The Union Cabinet on Wednesday approved a draft law to substantially increase penalty for traffic violations such as juvenile driving, over-speeding and drunken driving so as to improve road safety.
Under the proposed Motor Vehicle (Amendment) Bill of 2016, driving without licence will attract a minimum fine of Rs. 5,000, up from Rs. 500 at present. For over-speeding, a penalty of Rs.1,000-Rs. 2,000 is proposed, up from Rs. 400. Not wearing seatbelts would result in a minimum penalty of Rs. 1,000 against Rs.100 at present. For two-wheeler riders, not wearing helmet would mean a fine of Rs. 1,000, up from Rs. 100, and would also lead to suspension of the licence for three months.
For juvenile crimes, the guardian or owner of the vehicle will be deemed guilty with a hefty fine of Rs. 25,000, along with three years of imprisonment.
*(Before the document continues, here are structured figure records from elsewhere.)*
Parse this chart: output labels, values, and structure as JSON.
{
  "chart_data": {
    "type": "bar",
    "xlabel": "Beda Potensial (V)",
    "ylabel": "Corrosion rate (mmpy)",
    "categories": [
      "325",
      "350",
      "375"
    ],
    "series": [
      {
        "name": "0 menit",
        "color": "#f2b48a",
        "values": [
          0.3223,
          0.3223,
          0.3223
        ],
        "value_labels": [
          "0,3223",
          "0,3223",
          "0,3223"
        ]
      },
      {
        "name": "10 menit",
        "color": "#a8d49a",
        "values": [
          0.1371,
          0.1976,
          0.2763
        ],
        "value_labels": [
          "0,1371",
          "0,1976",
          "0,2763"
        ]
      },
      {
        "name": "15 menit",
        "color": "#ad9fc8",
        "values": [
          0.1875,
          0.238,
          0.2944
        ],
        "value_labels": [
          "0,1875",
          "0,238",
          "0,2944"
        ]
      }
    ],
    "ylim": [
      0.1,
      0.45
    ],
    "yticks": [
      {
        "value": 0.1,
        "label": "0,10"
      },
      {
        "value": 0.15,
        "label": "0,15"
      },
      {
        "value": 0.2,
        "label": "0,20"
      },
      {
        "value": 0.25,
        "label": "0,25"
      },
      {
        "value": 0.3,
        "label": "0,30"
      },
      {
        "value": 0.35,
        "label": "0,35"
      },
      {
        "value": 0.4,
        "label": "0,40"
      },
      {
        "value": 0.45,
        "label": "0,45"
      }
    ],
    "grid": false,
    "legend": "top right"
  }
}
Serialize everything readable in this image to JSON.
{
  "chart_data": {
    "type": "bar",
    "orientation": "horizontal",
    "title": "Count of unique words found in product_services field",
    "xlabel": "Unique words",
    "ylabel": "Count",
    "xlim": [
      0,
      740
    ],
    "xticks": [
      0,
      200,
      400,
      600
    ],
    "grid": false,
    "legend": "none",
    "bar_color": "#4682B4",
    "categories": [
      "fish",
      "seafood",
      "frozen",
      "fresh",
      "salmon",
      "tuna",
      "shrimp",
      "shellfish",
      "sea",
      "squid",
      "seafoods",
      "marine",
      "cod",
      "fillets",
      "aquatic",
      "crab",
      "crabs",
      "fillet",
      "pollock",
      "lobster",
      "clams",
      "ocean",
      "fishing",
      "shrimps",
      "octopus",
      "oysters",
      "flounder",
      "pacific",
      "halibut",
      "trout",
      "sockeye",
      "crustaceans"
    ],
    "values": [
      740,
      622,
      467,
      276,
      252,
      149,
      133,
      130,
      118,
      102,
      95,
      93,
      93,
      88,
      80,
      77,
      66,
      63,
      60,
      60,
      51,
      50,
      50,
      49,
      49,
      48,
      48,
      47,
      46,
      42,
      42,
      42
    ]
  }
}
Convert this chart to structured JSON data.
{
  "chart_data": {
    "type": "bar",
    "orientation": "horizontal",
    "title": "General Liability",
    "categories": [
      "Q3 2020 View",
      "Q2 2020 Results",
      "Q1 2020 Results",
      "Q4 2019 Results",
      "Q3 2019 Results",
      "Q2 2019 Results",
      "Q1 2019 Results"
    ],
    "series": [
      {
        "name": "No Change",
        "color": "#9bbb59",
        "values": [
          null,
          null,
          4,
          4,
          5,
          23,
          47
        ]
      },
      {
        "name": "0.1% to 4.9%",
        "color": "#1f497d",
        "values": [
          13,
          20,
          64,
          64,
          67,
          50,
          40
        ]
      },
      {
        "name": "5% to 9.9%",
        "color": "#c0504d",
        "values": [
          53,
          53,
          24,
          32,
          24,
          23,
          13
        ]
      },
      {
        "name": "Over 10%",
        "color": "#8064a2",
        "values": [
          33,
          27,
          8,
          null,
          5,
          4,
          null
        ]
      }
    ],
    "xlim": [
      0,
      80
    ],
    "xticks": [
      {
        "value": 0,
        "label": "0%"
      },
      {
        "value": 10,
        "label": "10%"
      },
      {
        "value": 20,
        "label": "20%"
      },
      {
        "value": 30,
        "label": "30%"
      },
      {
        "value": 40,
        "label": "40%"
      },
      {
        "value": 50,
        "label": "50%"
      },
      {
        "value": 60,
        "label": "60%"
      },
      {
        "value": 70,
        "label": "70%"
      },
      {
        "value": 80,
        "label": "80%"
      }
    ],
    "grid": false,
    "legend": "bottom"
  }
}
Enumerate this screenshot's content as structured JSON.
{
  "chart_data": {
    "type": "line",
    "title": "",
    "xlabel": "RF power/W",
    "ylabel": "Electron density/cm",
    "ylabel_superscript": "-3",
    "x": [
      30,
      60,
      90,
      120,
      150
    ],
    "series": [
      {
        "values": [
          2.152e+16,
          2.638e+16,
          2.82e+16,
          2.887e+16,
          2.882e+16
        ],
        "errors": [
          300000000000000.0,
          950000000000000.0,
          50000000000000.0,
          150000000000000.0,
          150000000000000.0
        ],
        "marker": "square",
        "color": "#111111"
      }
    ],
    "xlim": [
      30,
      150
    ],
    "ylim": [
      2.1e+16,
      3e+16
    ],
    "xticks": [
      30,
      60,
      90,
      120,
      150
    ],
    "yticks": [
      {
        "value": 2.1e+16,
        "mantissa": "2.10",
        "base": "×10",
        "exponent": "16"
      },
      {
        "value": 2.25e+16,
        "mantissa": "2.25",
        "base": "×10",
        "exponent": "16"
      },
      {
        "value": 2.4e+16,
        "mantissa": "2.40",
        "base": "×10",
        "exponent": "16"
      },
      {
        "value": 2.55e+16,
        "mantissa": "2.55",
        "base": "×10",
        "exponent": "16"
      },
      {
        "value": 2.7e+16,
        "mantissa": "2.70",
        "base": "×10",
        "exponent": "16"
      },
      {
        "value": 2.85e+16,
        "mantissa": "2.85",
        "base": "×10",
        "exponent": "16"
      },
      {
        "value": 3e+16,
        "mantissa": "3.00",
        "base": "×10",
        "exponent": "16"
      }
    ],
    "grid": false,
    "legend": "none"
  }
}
The registration of the vehicle will also be cancelled.
The penalty for driving without vehicle insurance is proposed to be increased to Rs. 2,000 from Rs.1,000. The government has proposed inserting a new provision in the law for levying a penalty of Rs. 10,000 on people not allowing way for emergency vehicles.
“Every year, five lakh road accidents are reported in the country, in which 1.5 lakh people lose their lives. The government is committed to reducing the accidents and fatalities by 50 per cent in five years,” the Union Road Transport and Highways Ministry said in a statement.
The proposed law also increases the compensation in hit-and-run cases from Rs. 25,000 to Rs. 2 lakh. Other provisions proposed include online learning licences, increasing the validity period for driving licences, doing away with the requirements of educational qualification for transport licences.
Monetisation of highway projects
The Cabinet Committee on Economic Affairs approved a plan to allow the National Highways Authority of India (NHAI) to monetise around 75 completed highway projects in a bid to raise money for other highway projects. “Monetization of public-funded NH roads is expected to create a framework for attracting long-term institutional investment on the strength of future toll receivables,” the Ministry said, “Market feedback indicates that certain institutional investors from outside the country have a long-term investment appetite and are keen on participating in operational highway projects with a stable toll revenue outlook.”
Under the proposed Toll-Operate-Transfer bidding, only toll collection rights will be transferred for a specific period to successful concessionaire “in lieu of a lump-sum upfront fee.”
The NH projects that are operational and that have been generating toll revenues for at least two years will be monetised. “The funds generated shall be utilised for development of highways, which would benefit highway-users throughout the country,” the Ministry said.